II ne sait pas encore qu'aux yeux d'un père comme celui-là, le dernier des derniers est le premier de tous. II s'attendait au juge, il se retrouve au port, échoué, déserté, vide comme sa sandale, enfin capable d'être aimé.

 Appuyé de la joue - tel un nouveau-né au creux d'un ventre maternel - il achève de naître. La voix muette des entrailles dont il s'est détourné murmure enfin au creux de son oreille. II entend.

 Lève les yeux, prosterné, éperdu de détresse, et déjà tout lavé dans la magnificence... Lève les yeux, et regarde, ce visage, cette face très sainte qui te contemple, amoureusement. Tu es accepté, tu es désiré de toute éternité, avant l'éparpillement des mondes, avant le jaillissement des sources, j'ai longuement rêvé de toi, et prononcé ton nom.

 Vois donc, je t'ai gravé sur la paume de mes mains, tu as tant de prix à mes yeux. Ces mains je n’ai plus qu’elles, de pauvres mains ferventes, posées comme un manteau sur tes frêles épaules, tu reviens de si loin !Lumineuses, tendres et fortes, comme est l'amour de l'homme et de la femme, tremblantes encore - et pour toujours, du déchirant bonheur.

 II faut misère pour avoir cœur. Et d'une patience qui attend, et d'une attente qui écoute, naît le dialogue insurpassable. Notre assurance n'est plus en nous, elle est en celui qui nous aime.

 Accepter d'être aimé... accepter de s'aimer. Nous le savons, il est terriblement facile de se haïr; la grâce est de s'oublier. La grâce des grâces serait de s'aimer humblement soi-même, comme n'importe lequel des membres souffrants de Jésus-Christ.

 Encore faut-il avoir appris ce que tomber veut dire, comme une pierre tombe dans la nuit de l'eau; Ce que veut dire craquer, comme un arbre s'éclate aux feux ardents du gel, sous l'éclair bleu de la cognée. Que peuvent savoir de la miséricorde des matins, ceux dont les nuits ne furent jamais de tempêtes et d'angoisses ?
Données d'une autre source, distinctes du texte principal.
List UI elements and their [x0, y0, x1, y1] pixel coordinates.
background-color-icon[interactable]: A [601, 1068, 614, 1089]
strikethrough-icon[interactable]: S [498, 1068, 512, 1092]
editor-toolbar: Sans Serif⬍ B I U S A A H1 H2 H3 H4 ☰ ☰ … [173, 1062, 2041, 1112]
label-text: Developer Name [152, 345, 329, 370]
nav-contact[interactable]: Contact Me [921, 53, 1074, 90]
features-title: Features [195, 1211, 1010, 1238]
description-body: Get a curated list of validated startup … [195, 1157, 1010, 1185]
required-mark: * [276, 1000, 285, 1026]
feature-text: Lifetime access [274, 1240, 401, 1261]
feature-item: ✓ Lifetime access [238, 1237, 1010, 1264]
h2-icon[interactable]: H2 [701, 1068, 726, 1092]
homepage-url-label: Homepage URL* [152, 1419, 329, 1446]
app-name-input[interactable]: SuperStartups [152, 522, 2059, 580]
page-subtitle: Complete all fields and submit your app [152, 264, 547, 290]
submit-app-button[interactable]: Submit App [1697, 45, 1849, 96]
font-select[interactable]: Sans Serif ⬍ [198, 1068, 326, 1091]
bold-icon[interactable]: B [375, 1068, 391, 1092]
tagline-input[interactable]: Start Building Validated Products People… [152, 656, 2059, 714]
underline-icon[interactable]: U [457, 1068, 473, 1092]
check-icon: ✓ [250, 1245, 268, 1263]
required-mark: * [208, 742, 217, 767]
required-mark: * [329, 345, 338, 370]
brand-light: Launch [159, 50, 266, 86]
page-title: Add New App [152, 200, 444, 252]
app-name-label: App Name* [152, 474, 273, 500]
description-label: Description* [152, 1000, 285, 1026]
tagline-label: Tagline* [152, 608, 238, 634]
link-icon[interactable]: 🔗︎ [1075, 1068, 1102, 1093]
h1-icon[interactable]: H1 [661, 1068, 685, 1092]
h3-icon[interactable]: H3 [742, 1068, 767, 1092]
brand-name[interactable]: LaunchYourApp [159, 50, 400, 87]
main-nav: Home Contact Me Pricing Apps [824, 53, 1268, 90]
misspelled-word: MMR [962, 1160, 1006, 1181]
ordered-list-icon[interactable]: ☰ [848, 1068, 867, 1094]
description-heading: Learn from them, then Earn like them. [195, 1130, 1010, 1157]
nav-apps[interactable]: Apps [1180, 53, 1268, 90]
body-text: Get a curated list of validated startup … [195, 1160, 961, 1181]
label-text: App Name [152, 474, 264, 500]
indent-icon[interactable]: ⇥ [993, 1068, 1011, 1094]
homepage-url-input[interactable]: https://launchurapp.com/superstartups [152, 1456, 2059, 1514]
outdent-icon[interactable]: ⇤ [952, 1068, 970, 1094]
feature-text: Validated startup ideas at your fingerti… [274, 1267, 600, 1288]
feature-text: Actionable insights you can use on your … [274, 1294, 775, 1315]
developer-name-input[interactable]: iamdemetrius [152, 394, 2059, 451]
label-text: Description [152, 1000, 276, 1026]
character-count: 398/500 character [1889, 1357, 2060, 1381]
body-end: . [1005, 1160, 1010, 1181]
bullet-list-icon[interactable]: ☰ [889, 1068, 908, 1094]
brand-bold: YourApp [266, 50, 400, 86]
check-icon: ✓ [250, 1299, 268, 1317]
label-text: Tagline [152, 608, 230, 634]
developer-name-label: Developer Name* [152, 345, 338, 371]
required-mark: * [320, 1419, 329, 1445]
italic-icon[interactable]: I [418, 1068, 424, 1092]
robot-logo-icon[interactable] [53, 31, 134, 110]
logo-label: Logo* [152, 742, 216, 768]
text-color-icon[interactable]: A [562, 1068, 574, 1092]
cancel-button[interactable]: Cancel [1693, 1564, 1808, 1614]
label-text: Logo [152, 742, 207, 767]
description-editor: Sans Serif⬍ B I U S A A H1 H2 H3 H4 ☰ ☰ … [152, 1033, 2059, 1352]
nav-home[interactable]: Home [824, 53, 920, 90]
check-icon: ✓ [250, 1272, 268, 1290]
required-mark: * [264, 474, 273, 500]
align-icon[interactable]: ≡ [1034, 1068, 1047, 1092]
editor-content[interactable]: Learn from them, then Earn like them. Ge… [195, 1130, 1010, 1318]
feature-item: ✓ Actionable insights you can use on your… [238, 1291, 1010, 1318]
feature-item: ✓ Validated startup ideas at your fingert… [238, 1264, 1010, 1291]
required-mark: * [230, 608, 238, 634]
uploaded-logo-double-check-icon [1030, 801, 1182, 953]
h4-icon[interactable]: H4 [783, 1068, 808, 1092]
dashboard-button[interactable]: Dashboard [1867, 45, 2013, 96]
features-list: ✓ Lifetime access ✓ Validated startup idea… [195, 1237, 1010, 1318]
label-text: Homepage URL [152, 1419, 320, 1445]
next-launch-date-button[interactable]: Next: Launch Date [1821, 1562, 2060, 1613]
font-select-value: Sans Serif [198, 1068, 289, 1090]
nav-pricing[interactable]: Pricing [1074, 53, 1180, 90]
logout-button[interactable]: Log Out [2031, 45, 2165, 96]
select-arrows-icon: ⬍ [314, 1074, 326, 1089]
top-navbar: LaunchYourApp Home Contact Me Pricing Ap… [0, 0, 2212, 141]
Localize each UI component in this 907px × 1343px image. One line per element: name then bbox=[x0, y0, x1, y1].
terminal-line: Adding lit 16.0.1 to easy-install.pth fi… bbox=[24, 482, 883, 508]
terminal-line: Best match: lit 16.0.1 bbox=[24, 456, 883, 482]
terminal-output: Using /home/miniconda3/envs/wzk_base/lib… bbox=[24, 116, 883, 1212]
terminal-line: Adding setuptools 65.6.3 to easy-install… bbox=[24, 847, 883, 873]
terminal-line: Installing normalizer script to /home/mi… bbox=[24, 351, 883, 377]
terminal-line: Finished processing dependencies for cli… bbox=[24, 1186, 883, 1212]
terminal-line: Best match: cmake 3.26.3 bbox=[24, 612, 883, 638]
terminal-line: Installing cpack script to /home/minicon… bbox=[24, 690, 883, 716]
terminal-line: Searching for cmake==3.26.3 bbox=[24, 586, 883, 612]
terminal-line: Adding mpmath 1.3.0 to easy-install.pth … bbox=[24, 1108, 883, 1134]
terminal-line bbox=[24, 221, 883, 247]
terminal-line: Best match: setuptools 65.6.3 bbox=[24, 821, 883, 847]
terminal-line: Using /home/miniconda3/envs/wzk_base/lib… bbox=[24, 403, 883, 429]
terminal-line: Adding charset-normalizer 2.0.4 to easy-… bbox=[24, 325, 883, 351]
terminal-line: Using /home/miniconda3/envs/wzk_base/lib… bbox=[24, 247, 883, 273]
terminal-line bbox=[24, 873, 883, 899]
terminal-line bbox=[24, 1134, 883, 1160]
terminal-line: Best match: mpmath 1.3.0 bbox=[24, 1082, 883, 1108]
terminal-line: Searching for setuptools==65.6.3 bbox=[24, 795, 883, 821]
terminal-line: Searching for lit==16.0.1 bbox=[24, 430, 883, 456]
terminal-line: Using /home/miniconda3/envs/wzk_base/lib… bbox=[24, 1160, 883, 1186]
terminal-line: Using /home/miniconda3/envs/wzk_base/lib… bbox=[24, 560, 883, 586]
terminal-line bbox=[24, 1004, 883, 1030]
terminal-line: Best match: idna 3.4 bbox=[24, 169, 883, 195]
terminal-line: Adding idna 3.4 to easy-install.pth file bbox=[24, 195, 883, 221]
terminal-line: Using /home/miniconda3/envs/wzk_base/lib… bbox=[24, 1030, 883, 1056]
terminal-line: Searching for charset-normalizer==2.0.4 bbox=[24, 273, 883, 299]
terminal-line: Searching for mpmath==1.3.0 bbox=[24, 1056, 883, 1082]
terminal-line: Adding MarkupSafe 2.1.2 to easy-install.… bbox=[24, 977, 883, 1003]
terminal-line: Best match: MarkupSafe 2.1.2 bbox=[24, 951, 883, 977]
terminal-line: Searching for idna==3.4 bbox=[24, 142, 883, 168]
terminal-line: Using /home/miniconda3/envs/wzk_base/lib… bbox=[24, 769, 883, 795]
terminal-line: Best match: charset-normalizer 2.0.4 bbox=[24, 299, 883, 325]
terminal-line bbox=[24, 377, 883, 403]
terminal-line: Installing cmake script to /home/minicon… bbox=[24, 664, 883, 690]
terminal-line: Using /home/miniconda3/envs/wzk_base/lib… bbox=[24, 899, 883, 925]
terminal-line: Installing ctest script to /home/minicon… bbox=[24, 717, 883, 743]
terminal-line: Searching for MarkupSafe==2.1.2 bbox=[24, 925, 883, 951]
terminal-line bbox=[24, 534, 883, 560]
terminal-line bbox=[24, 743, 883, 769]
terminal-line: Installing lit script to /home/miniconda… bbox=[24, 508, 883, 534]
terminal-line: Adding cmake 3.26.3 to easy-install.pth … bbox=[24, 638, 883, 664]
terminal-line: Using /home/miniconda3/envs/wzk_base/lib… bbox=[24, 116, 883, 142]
 Pour retentir à ces atteintes, il faut avoir vécu, - et vivre encore - en haute mer menacé sans doute, naufragé peut-être, mais à la crête des certitudes royales, l'amour alors peut faire son œuvre nous féconder, nous rajeunir.

 Que nous soyons dans l'inquiétude, le doute et le chagrin, que nous marchions, le cœur serré, dans la vallée de l'ombre et de la mort ! Que nos visages n'aient d'autre éclat - que ceux, épars - d'un beau miroir brisé... Un amour nous précède, nous suit, nous enveloppe... L'inconnu d'Emmaüs met ses pas dans les nôtres, et s'assied avec nous à la table des pauvres.

 Malgré tous les poisons mêlés au sang du cœur, au creux de ces hivers dont on n'attend plus rien, rayonne désormais un été invincible. Morts de fatigue, nous ne saurions rouler que dans les bras de Dieu. Nous avons rendez-vous sur un lac d'or !

 Le miroir est sans rides. Du tond de toute détresse émerge enfin un vrai visage, exténuées, extasiées, nos faces vieillies de clowns sont l'icône de son Christ, pour l'émerveillement des saints.

 Et l'icône est plus fine, plus précieuse, plus belle, quand l'homme qui l'a peinte est passé par l'enfer. Trinité de ROUBLEV et "Trinité" REMBRANDT, du fond des terres où rayonnent ces images, le Père ne cesse de s'engendrer du Fils, de s'engendrer des fils, sous le couvert fécondateur de mains plus vastes que des ailes. L'ombre d'un grand oiseau nous passe sur la face. Les vrais regards d'amour sont ceux qui nous espèrent.